Expansion work allows the creation of a rare work of land art!

Expansion work allows the creation of a rare work of land art!

Selena Mattei | Jul 6, 2023 2 minutes read 0 comments
 

The outdoor installation was first considered in 2003, but it was not built until the Italian artist reached the age of 90.

The Magazzino Italian Art Museum and Study Center in Cold Spring, New York, has opened an exhibit titled "Welcome to New York!" by Michelangelo Pistoletto to celebrate the artist's 90th birthday. The museum also presented Terzo paradiso, a permanent work on earth that was made after the artist, Nancy Olnick and Giorgio Spanu, the founders of Magazzino, waited 20 years for the ideal conditions to fit the concept of the work and the artist's long relationship with them. Terzo paradiso is a manifesto that looks like an infinity sign with an extra circle in the middle. The two circles at the ends represent nature and man-made, while the sphere in the middle represents rebirth and a bright future. Soon after Terzo paradiso was conceived in 2003, Olnick and Spanu became its advocates. Magazzino joined them in 2017 but they hadn't yet found the right time to make it happen.


While digging for the base of a new building that will open in September, the team discovered several boulders of the same size, with a diameter of one meter.
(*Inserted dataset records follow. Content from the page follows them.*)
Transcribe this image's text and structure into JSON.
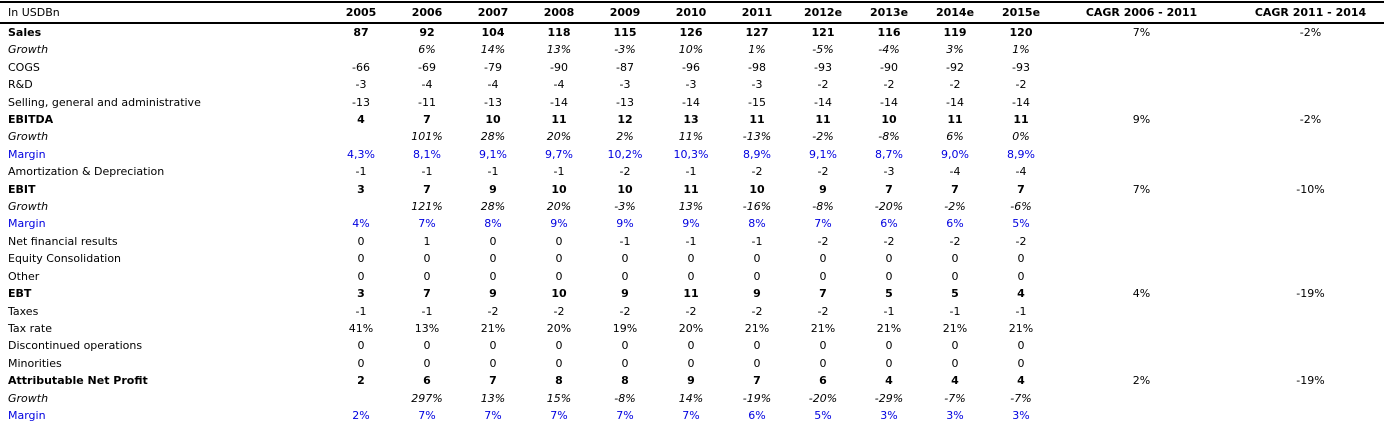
{
  "colors": {
    "margin_blue": "#0000E0",
    "text": "#000000",
    "rule": "#000000"
  },
  "chart_data": {
    "type": "table",
    "title": "",
    "unit_label": "In USDBn",
    "year_columns": [
      "2005",
      "2006",
      "2007",
      "2008",
      "2009",
      "2010",
      "2011",
      "2012e",
      "2013e",
      "2014e",
      "2015e"
    ],
    "cagr_columns": [
      "CAGR 2006 - 2011",
      "CAGR 2011 - 2014"
    ],
    "rows": [
      {
        "label": "Sales",
        "style": "bold",
        "values": [
          "87",
          "92",
          "104",
          "118",
          "115",
          "126",
          "127",
          "121",
          "116",
          "119",
          "120"
        ],
        "cagr1": "7%",
        "cagr2": "-2%"
      },
      {
        "label": "Growth",
        "style": "italic",
        "values": [
          "",
          "6%",
          "14%",
          "13%",
          "-3%",
          "10%",
          "1%",
          "-5%",
          "-4%",
          "3%",
          "1%"
        ]
      },
      {
        "label": "COGS",
        "style": "normal",
        "values": [
          "-66",
          "-69",
          "-79",
          "-90",
          "-87",
          "-96",
          "-98",
          "-93",
          "-90",
          "-92",
          "-93"
        ]
      },
      {
        "label": "R&D",
        "style": "normal",
        "values": [
          "-3",
          "-4",
          "-4",
          "-4",
          "-3",
          "-3",
          "-3",
          "-2",
          "-2",
          "-2",
          "-2"
        ]
      },
      {
        "label": "Selling, general and administrative",
        "style": "normal",
        "values": [
          "-13",
          "-11",
          "-13",
          "-14",
          "-13",
          "-14",
          "-15",
          "-14",
          "-14",
          "-14",
          "-14"
        ]
      },
      {
        "label": "EBITDA",
        "style": "bold",
        "values": [
          "4",
          "7",
          "10",
          "11",
          "12",
          "13",
          "11",
          "11",
          "10",
          "11",
          "11"
        ],
        "cagr1": "9%",
        "cagr2": "-2%"
      },
      {
        "label": "Growth",
        "style": "italic",
        "values": [
          "",
          "101%",
          "28%",
          "20%",
          "2%",
          "11%",
          "-13%",
          "-2%",
          "-8%",
          "6%",
          "0%"
        ]
      },
      {
        "label": "Margin",
        "style": "blue",
        "values": [
          "4,3%",
          "8,1%",
          "9,1%",
          "9,7%",
          "10,2%",
          "10,3%",
          "8,9%",
          "9,1%",
          "8,7%",
          "9,0%",
          "8,9%"
        ]
      },
      {
        "label": "Amortization & Depreciation",
        "style": "normal",
        "values": [
          "-1",
          "-1",
          "-1",
          "-1",
          "-2",
          "-1",
          "-2",
          "-2",
          "-3",
          "-4",
          "-4"
        ]
      },
      {
        "label": "EBIT",
        "style": "bold",
        "values": [
          "3",
          "7",
          "9",
          "10",
          "10",
          "11",
          "10",
          "9",
          "7",
          "7",
          "7"
        ],
        "cagr1": "7%",
        "cagr2": "-10%"
      },
      {
        "label": "Growth",
        "style": "italic",
        "values": [
          "",
          "121%",
          "28%",
          "20%",
          "-3%",
          "13%",
          "-16%",
          "-8%",
          "-20%",
          "-2%",
          "-6%"
        ]
      },
      {
        "label": "Margin",
        "style": "blue",
        "values": [
          "4%",
          "7%",
          "8%",
          "9%",
          "9%",
          "9%",
          "8%",
          "7%",
          "6%",
          "6%",
          "5%"
        ]
      },
      {
        "label": "Net financial results",
        "style": "normal",
        "values": [
          "0",
          "1",
          "0",
          "0",
          "-1",
          "-1",
          "-1",
          "-2",
          "-2",
          "-2",
          "-2"
        ]
      },
      {
        "label": "Equity Consolidation",
        "style": "normal",
        "values": [
          "0",
          "0",
          "0",
          "0",
          "0",
          "0",
          "0",
          "0",
          "0",
          "0",
          "0"
        ]
      },
      {
        "label": "Other",
        "style": "normal",
        "values": [
          "0",
          "0",
          "0",
          "0",
          "0",
          "0",
          "0",
          "0",
          "0",
          "0",
          "0"
        ]
      },
      {
        "label": "EBT",
        "style": "bold",
        "values": [
          "3",
          "7",
          "9",
          "10",
          "9",
          "11",
          "9",
          "7",
          "5",
          "5",
          "4"
        ],
        "cagr1": "4%",
        "cagr2": "-19%"
      },
      {
        "label": "Taxes",
        "style": "normal",
        "values": [
          "-1",
          "-1",
          "-2",
          "-2",
          "-2",
          "-2",
          "-2",
          "-2",
          "-1",
          "-1",
          "-1"
        ]
      },
      {
        "label": "Tax rate",
        "style": "normal",
        "values": [
          "41%",
          "13%",
          "21%",
          "20%",
          "19%",
          "20%",
          "21%",
          "21%",
          "21%",
          "21%",
          "21%"
        ]
      },
      {
        "label": "Discontinued operations",
        "style": "normal",
        "values": [
          "0",
          "0",
          "0",
          "0",
          "0",
          "0",
          "0",
          "0",
          "0",
          "0",
          "0"
        ]
      },
      {
        "label": "Minorities",
        "style": "normal",
        "values": [
          "0",
          "0",
          "0",
          "0",
          "0",
          "0",
          "0",
          "0",
          "0",
          "0",
          "0"
        ]
      },
      {
        "label": "Attributable Net Profit",
        "style": "bold",
        "values": [
          "2",
          "6",
          "7",
          "8",
          "8",
          "9",
          "7",
          "6",
          "4",
          "4",
          "4"
        ],
        "cagr1": "2%",
        "cagr2": "-19%"
      },
      {
        "label": "Growth",
        "style": "italic",
        "values": [
          "",
          "297%",
          "13%",
          "15%",
          "-8%",
          "14%",
          "-19%",
          "-20%",
          "-29%",
          "-7%",
          "-7%"
        ]
      },
      {
        "label": "Margin",
        "style": "blue",
        "values": [
          "2%",
          "7%",
          "7%",
          "7%",
          "7%",
          "7%",
          "6%",
          "5%",
          "3%",
          "3%",
          "3%"
        ]
      }
    ]
  }
}
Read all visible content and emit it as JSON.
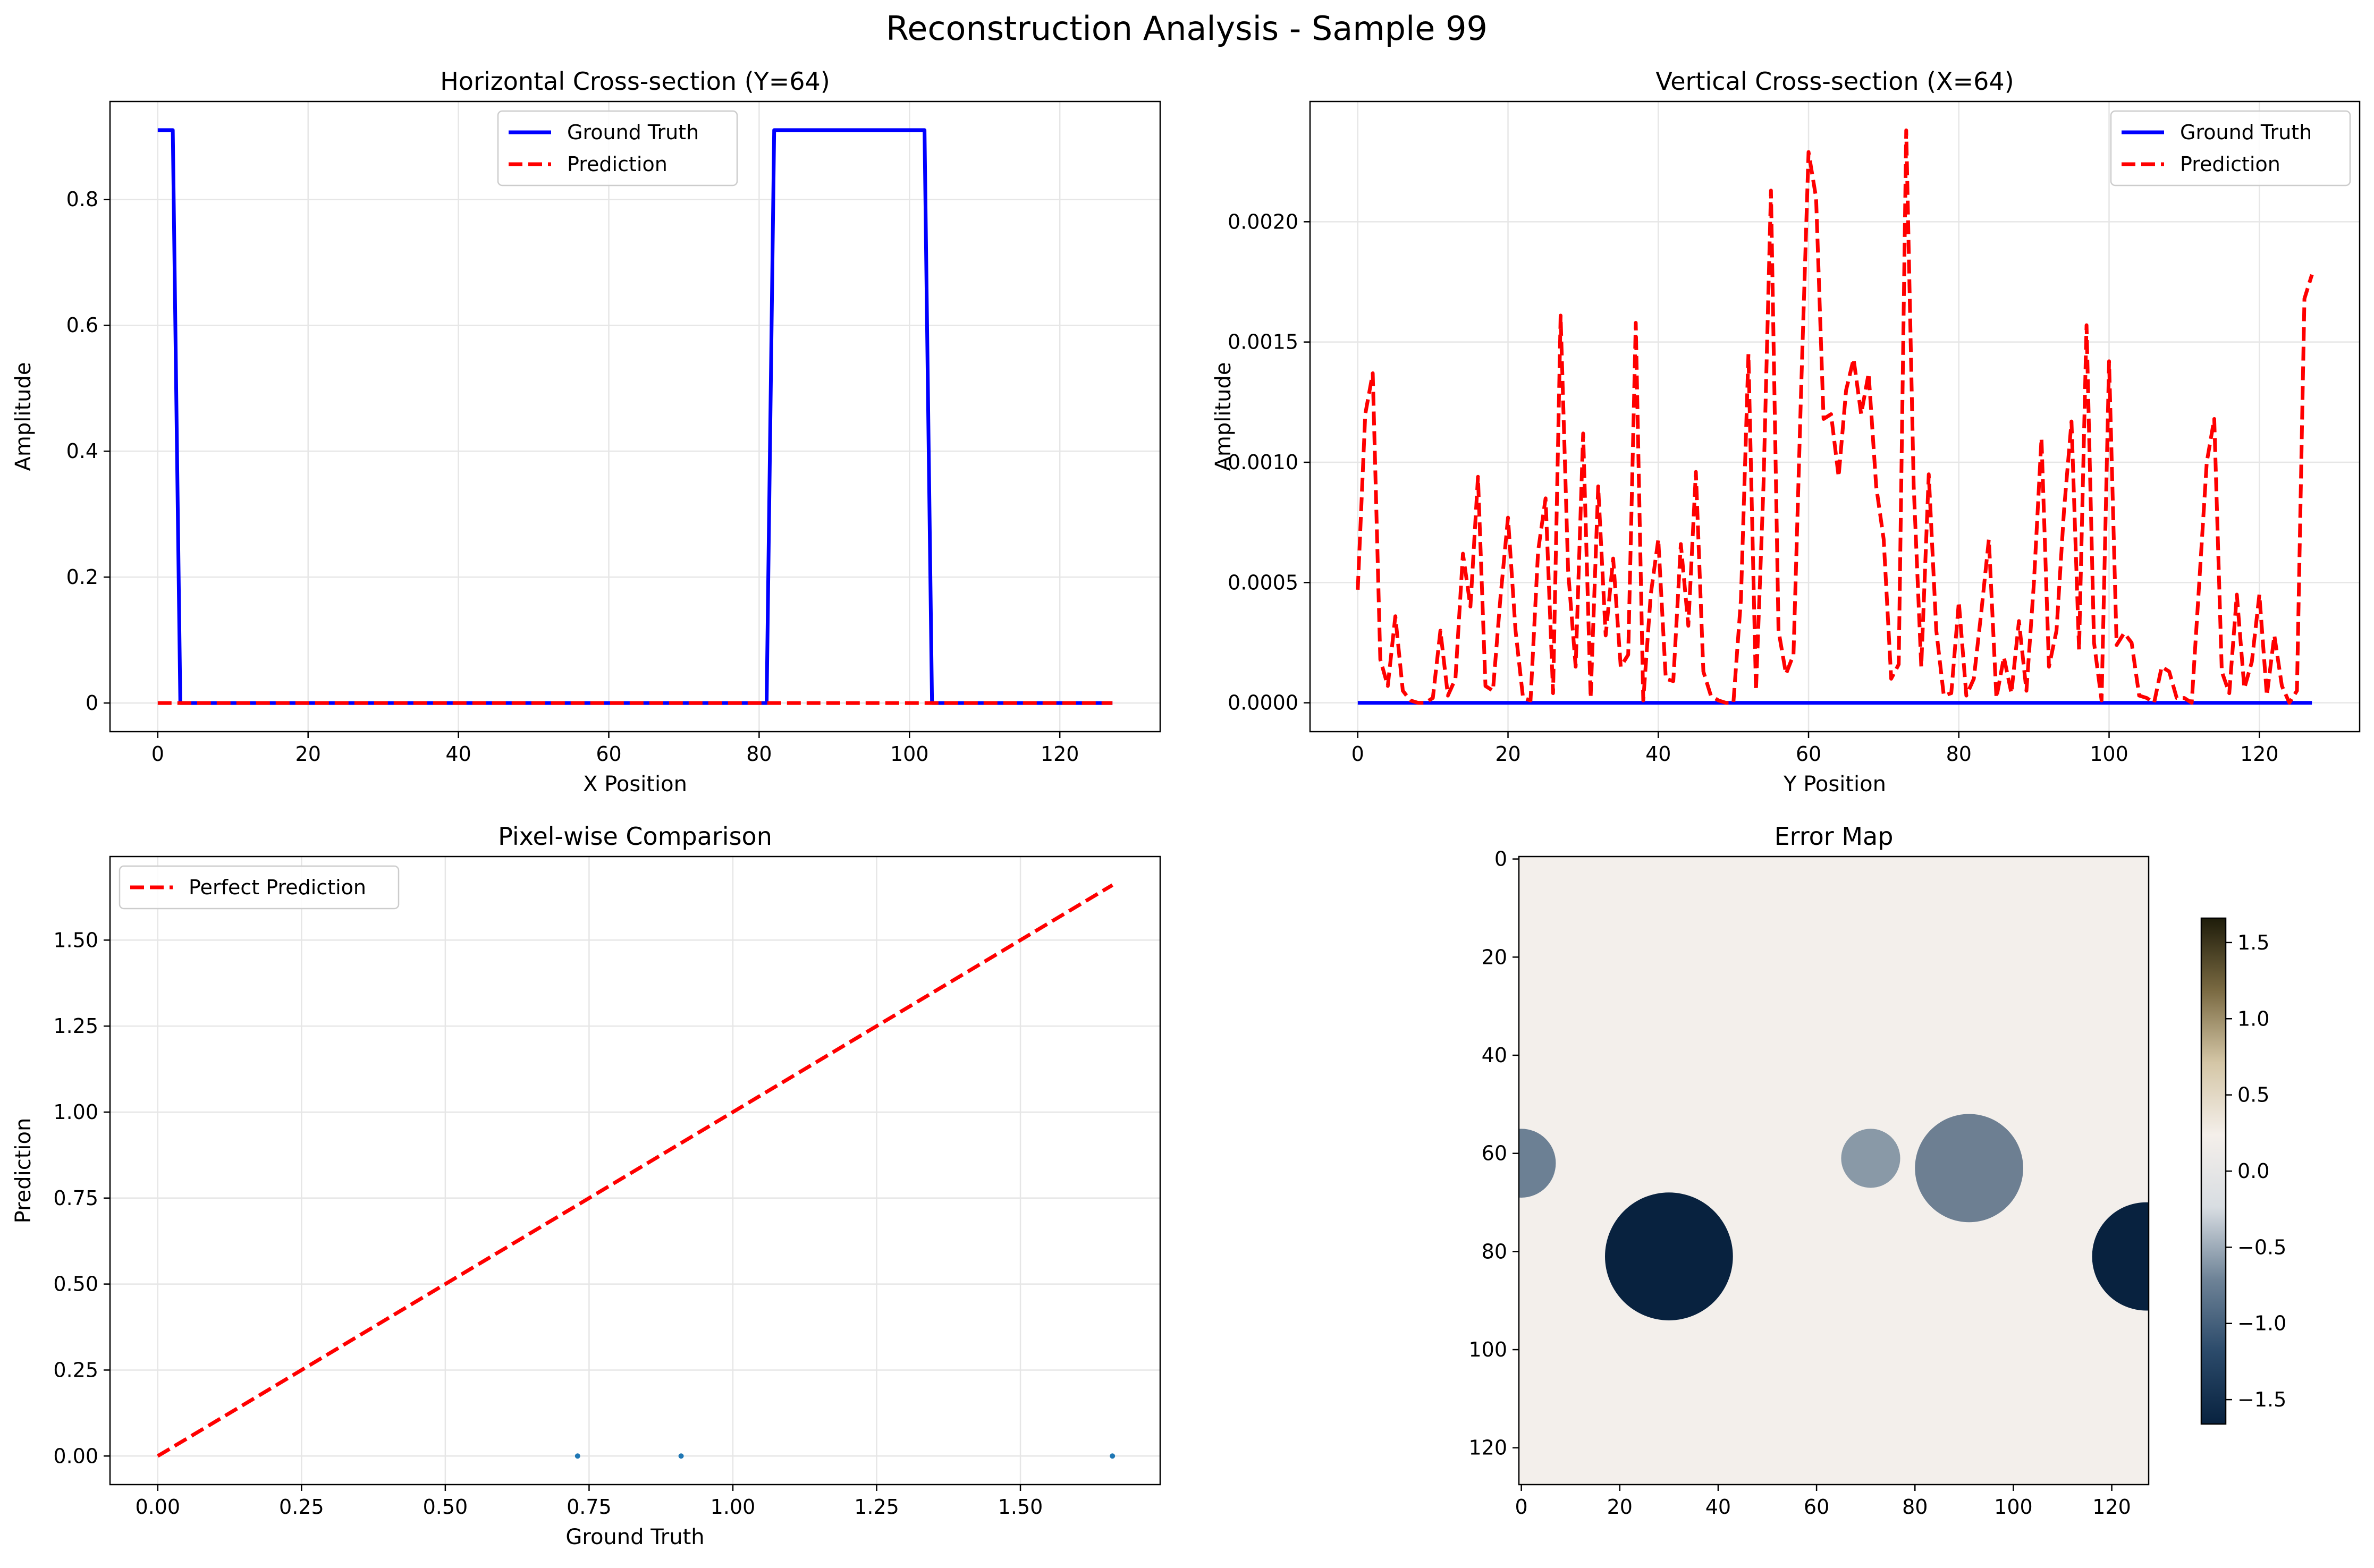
{
  "figure": {
    "title": "Reconstruction Analysis - Sample 99"
  },
  "chart_data": [
    {
      "type": "line",
      "title": "Horizontal Cross-section (Y=64)",
      "xlabel": "X Position",
      "ylabel": "Amplitude",
      "xlim": [
        -6.35,
        133.35
      ],
      "ylim": [
        -0.0455,
        0.9555
      ],
      "xticks": [
        0,
        20,
        40,
        60,
        80,
        100,
        120
      ],
      "yticks": [
        0.0,
        0.2,
        0.4,
        0.6,
        0.8
      ],
      "grid": true,
      "legend": {
        "location": "upper center",
        "entries": [
          "Ground Truth",
          "Prediction"
        ]
      },
      "series": [
        {
          "name": "Ground Truth",
          "color": "#0000ff",
          "style": "solid",
          "x": [
            0,
            2,
            3,
            81,
            82,
            102,
            103,
            127
          ],
          "y": [
            0.91,
            0.91,
            0.0,
            0.0,
            0.91,
            0.91,
            0.0,
            0.0
          ]
        },
        {
          "name": "Prediction",
          "color": "#ff0000",
          "style": "dashed",
          "x": [
            0,
            127
          ],
          "y": [
            0.0,
            0.0
          ]
        }
      ]
    },
    {
      "type": "line",
      "title": "Vertical Cross-section (X=64)",
      "xlabel": "Y Position",
      "ylabel": "Amplitude",
      "xlim": [
        -6.35,
        133.35
      ],
      "ylim": [
        -0.00012,
        0.0025
      ],
      "xticks": [
        0,
        20,
        40,
        60,
        80,
        100,
        120
      ],
      "yticks": [
        0.0,
        0.0005,
        0.001,
        0.0015,
        0.002
      ],
      "ytick_labels": [
        "0.0000",
        "0.0005",
        "0.0010",
        "0.0015",
        "0.0020"
      ],
      "grid": true,
      "legend": {
        "location": "upper right",
        "entries": [
          "Ground Truth",
          "Prediction"
        ]
      },
      "series": [
        {
          "name": "Ground Truth",
          "color": "#0000ff",
          "style": "solid",
          "x": [
            0,
            127
          ],
          "y": [
            0.0,
            0.0
          ]
        },
        {
          "name": "Prediction",
          "color": "#ff0000",
          "style": "dashed",
          "x": [
            0,
            1,
            2,
            3,
            4,
            5,
            6,
            7,
            8,
            9,
            10,
            11,
            12,
            13,
            14,
            15,
            16,
            17,
            18,
            19,
            20,
            21,
            22,
            23,
            24,
            25,
            26,
            27,
            28,
            29,
            30,
            31,
            32,
            33,
            34,
            35,
            36,
            37,
            38,
            39,
            40,
            41,
            42,
            43,
            44,
            45,
            46,
            47,
            48,
            49,
            50,
            51,
            52,
            53,
            54,
            55,
            56,
            57,
            58,
            59,
            60,
            61,
            62,
            63,
            64,
            65,
            66,
            67,
            68,
            69,
            70,
            71,
            72,
            73,
            74,
            75,
            76,
            77,
            78,
            79,
            80,
            81,
            82,
            83,
            84,
            85,
            86,
            87,
            88,
            89,
            90,
            91,
            92,
            93,
            94,
            95,
            96,
            97,
            98,
            99,
            100,
            101,
            102,
            103,
            104,
            105,
            106,
            107,
            108,
            109,
            110,
            111,
            112,
            113,
            114,
            115,
            116,
            117,
            118,
            119,
            120,
            121,
            122,
            123,
            124,
            125,
            126,
            127
          ],
          "y": [
            0.00047,
            0.0012,
            0.00137,
            0.00018,
            7e-05,
            0.00036,
            5e-05,
            1e-05,
            0.0,
            0.0,
            2e-05,
            0.0003,
            3e-05,
            0.0001,
            0.00062,
            0.0004,
            0.00094,
            7e-05,
            5e-05,
            0.00044,
            0.00077,
            0.0003,
            2e-05,
            1e-05,
            0.00063,
            0.00085,
            4e-05,
            0.00161,
            0.00055,
            0.00015,
            0.00112,
            2e-05,
            0.0009,
            0.00028,
            0.0006,
            0.00015,
            0.0002,
            0.00158,
            1e-05,
            0.00045,
            0.00068,
            0.0001,
            9e-05,
            0.00066,
            0.00032,
            0.00096,
            0.00013,
            3e-05,
            1e-05,
            0.0,
            0.0,
            0.00043,
            0.00145,
            5e-05,
            0.0009,
            0.00213,
            0.0003,
            0.00012,
            0.0002,
            0.00129,
            0.00229,
            0.0021,
            0.00118,
            0.0012,
            0.00094,
            0.0013,
            0.00143,
            0.0012,
            0.00137,
            0.0009,
            0.00068,
            0.0001,
            0.00016,
            0.00238,
            0.0009,
            0.00015,
            0.00095,
            0.0003,
            3e-05,
            4e-05,
            0.00042,
            3e-05,
            0.0001,
            0.00038,
            0.00068,
            2e-05,
            0.00019,
            4e-05,
            0.00034,
            5e-05,
            0.0005,
            0.0011,
            0.00015,
            0.0003,
            0.0008,
            0.00117,
            0.00022,
            0.00157,
            0.00025,
            1e-05,
            0.00142,
            0.00024,
            0.00029,
            0.00025,
            3e-05,
            2e-05,
            0.0,
            0.00015,
            0.00013,
            2e-05,
            2e-05,
            0.0,
            0.0005,
            0.001,
            0.00118,
            0.00013,
            4e-05,
            0.00045,
            6e-05,
            0.00017,
            0.00045,
            3e-05,
            0.00028,
            7e-05,
            0.0,
            5e-05,
            0.00168,
            0.00178
          ]
        }
      ]
    },
    {
      "type": "scatter",
      "title": "Pixel-wise Comparison",
      "xlabel": "Ground Truth",
      "ylabel": "Prediction",
      "xlim": [
        -0.083,
        1.743
      ],
      "ylim": [
        -0.083,
        1.743
      ],
      "xticks": [
        0.0,
        0.25,
        0.5,
        0.75,
        1.0,
        1.25,
        1.5
      ],
      "xtick_labels": [
        "0.00",
        "0.25",
        "0.50",
        "0.75",
        "1.00",
        "1.25",
        "1.50"
      ],
      "yticks": [
        0.0,
        0.25,
        0.5,
        0.75,
        1.0,
        1.25,
        1.5
      ],
      "ytick_labels": [
        "0.00",
        "0.25",
        "0.50",
        "0.75",
        "1.00",
        "1.25",
        "1.50"
      ],
      "grid": true,
      "legend": {
        "location": "upper left",
        "entries": [
          "Perfect Prediction"
        ]
      },
      "points": {
        "color": "#1f77b4",
        "x": [
          0.73,
          0.91,
          1.66
        ],
        "y": [
          0.0,
          0.0,
          0.0
        ]
      },
      "series": [
        {
          "name": "Perfect Prediction",
          "color": "#ff0000",
          "style": "dashed",
          "x": [
            0.0,
            1.66
          ],
          "y": [
            0.0,
            1.66
          ]
        }
      ]
    },
    {
      "type": "heatmap",
      "title": "Error Map",
      "xlim": [
        -0.5,
        127.5
      ],
      "ylim": [
        127.5,
        -0.5
      ],
      "xticks": [
        0,
        20,
        40,
        60,
        80,
        100,
        120
      ],
      "yticks": [
        0,
        20,
        40,
        60,
        80,
        100,
        120
      ],
      "background_value": 0.0,
      "background_color": "#f3efeb",
      "blobs": [
        {
          "cx": 0,
          "cy": 62,
          "r": 7,
          "value": -0.9,
          "color": "#6c8094"
        },
        {
          "cx": 71,
          "cy": 61,
          "r": 6,
          "value": -0.65,
          "color": "#8999a7"
        },
        {
          "cx": 91,
          "cy": 63,
          "r": 11,
          "value": -0.9,
          "color": "#6d7f92"
        },
        {
          "cx": 30,
          "cy": 81,
          "r": 13,
          "value": -1.66,
          "color": "#08223f"
        },
        {
          "cx": 127,
          "cy": 81,
          "r": 11,
          "value": -1.66,
          "color": "#08223f"
        }
      ],
      "colorbar": {
        "range": [
          -1.66,
          1.66
        ],
        "ticks": [
          1.5,
          1.0,
          0.5,
          0.0,
          -0.5,
          -1.0,
          -1.5
        ],
        "tick_labels": [
          "1.5",
          "1.0",
          "0.5",
          "0.0",
          "−0.5",
          "−1.0",
          "−1.5"
        ],
        "stops": [
          "#08223f",
          "#2b4a6a",
          "#6e8397",
          "#d8dde2",
          "#f4efea",
          "#d4c6a6",
          "#7a6a42",
          "#1e1c0a"
        ]
      }
    }
  ]
}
Magazzino then discovered that the area had been a mine in the past. "I knew we had to keep the rocks," Spanu says. "They were used to build roads a long time ago, so their goal was to create a new future. It struck me because that's one of the points of Pistoletto in Terzo paradiso, and that's also why we were digging in the first place: to build a new building."

When they had enough rocks, they built the work on a slope of the hill above Magazzino so that people could see it from the ground. “The stones represent the natural, and the way they were discovered through human intervention and excavation represents the man-made,” Spanu explains. "The third circle, which is part of Terzo paradiso, represents a rebirth, just like our new building represents a rebirth. But there can be no rebirth without a birth, and that's what you can see inside of the museum, the story of how we got to where we are now with Pistoletto." Throughout "Welcome to New York!", this story is told.